Skilled trades jobs are the alternative young people should be considering. They are on par with those office jobs that used to be so desirable — we've already talked about the myths that need busting. The simple reality is that skilled trades need to be better promoted as viable options to young people so that they can make informed decisions about the post-secondary education they pursue and the jobs that will be waiting for them.
Benefit Four: Canada needs Skilled Trades Workers
The last time we talked about the benefits of working in the skilled trades, we talked about job security. That's all well and good, but if you can't find a job to begin with, who cares about keeping it once you have it? The good news is, when you are considering a career in the skilled trades, jobs are plentiful.
We know we've said it time and time again, but we just can't say it enough: Canada needs skilled trades workers! The condition of Canada's labour market has a serious skills gap now and it is only expected to increase in the coming years. So why aren't we encouraging more young people and people looking for second careers to consider the trades?
- In the next twenty years, it has been predicted that 40% of new jobs will be in the skilled trades and technology industry. This is more than double the number of trades jobs that existed 15 years ago.
- In Canada, the shortage of skilled trades workers has been estimated at around 50,000 unfilled opportunities. This number is rising as baby boomers retire.
- Skills Canada estimates that 1 million skilled trades workers will be needed across ths country by 2020.
- Construction, mining and petroleum sectors are suffering from a serious need of licensed trades people. This shortage will continue to grow in the next ten years.
So why not consider the trades?
In a study conducted by the Canadian Apprenticeship Forum and Skills Canada, it was found that:
- 42% of Canadian youth say that are unlikely to consider a skilled trades career. Only 26% said they would consider a career in the trades.
- 67% of youth would choose university as their first option for post-secondary education.
- 55% of adults consider university as the first choice in post-secondary education.
- 60% of young Canadians said their parents have not encouraged them to consider a careers in the skilled trades.
- 71% of students said high school guidance counsellors have not encouraged them to consider a career in the trades.

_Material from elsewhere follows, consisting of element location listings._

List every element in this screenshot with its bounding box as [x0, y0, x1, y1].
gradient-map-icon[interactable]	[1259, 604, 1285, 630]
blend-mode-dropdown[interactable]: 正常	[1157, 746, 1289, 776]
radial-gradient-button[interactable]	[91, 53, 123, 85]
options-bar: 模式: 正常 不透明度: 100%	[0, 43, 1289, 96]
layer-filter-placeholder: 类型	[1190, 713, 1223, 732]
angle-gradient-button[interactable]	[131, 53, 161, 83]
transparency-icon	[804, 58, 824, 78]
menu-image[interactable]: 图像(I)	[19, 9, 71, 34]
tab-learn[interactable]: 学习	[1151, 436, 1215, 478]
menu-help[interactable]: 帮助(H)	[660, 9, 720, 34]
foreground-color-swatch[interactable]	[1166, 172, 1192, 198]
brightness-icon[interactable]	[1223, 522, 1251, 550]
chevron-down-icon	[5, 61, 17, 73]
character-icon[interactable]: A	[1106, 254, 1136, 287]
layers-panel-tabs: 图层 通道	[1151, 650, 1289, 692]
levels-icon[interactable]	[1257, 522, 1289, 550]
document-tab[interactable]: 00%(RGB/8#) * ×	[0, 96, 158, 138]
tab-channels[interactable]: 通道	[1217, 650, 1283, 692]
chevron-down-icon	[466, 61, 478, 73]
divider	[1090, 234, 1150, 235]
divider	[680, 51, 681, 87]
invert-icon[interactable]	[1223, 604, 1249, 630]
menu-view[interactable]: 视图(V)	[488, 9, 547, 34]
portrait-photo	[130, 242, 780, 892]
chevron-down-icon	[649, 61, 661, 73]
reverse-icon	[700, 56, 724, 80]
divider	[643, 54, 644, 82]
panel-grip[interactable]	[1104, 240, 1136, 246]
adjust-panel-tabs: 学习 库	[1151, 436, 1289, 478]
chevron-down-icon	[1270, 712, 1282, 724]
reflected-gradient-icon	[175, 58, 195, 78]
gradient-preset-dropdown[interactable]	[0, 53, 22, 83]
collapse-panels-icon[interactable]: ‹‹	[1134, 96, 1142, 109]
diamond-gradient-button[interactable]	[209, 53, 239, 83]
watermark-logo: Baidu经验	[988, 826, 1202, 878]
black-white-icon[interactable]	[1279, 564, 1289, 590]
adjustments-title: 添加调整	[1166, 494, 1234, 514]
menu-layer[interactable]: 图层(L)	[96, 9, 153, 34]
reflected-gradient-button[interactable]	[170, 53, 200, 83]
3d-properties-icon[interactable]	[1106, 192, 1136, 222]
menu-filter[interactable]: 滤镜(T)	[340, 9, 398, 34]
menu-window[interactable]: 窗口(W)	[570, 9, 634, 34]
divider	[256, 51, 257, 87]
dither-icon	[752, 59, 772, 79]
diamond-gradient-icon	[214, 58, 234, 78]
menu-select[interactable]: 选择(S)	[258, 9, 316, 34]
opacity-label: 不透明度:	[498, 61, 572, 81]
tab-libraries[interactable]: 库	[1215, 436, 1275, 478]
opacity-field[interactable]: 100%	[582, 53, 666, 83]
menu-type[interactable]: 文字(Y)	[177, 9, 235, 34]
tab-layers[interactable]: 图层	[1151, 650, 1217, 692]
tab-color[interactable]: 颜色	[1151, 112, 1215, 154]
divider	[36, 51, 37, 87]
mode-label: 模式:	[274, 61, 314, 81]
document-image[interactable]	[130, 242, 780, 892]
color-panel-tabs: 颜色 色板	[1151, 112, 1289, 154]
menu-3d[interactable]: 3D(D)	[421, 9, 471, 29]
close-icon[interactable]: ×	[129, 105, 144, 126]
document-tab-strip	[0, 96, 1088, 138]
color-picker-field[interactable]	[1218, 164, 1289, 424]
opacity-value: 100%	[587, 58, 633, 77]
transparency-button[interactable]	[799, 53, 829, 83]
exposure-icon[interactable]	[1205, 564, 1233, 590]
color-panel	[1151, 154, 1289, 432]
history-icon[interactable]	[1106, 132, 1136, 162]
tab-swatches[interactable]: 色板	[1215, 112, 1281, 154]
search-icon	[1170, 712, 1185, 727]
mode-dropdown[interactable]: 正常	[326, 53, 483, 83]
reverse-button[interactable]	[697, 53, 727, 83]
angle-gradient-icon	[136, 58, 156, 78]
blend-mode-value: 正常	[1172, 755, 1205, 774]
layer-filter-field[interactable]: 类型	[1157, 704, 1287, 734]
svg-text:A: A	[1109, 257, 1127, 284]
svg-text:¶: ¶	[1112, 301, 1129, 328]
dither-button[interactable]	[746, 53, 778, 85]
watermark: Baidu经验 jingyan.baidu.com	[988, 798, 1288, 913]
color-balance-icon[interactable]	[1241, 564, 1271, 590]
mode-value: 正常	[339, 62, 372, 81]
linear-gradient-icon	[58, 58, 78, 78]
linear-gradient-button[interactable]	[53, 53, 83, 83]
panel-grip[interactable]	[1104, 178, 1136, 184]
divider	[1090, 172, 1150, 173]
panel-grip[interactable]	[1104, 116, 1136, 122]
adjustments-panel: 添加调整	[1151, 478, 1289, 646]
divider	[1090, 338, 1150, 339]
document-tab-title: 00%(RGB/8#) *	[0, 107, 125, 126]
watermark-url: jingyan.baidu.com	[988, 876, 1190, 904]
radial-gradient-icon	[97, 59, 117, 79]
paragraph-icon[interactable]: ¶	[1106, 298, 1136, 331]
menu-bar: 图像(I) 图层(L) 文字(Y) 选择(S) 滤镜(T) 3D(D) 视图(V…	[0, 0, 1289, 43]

Those last two points are a concern in Canada, but one that is being re-examined. It is so important to let students know about all the options available, and yet the trades are often overlooked despite the high levels of available employment. Luckily, there are programs popping up across the country that are encouraging students to consider their options. Hopefully this trend continues — otherwise, Canada is going to be in a tough spot, trying to fill so many job opportunities.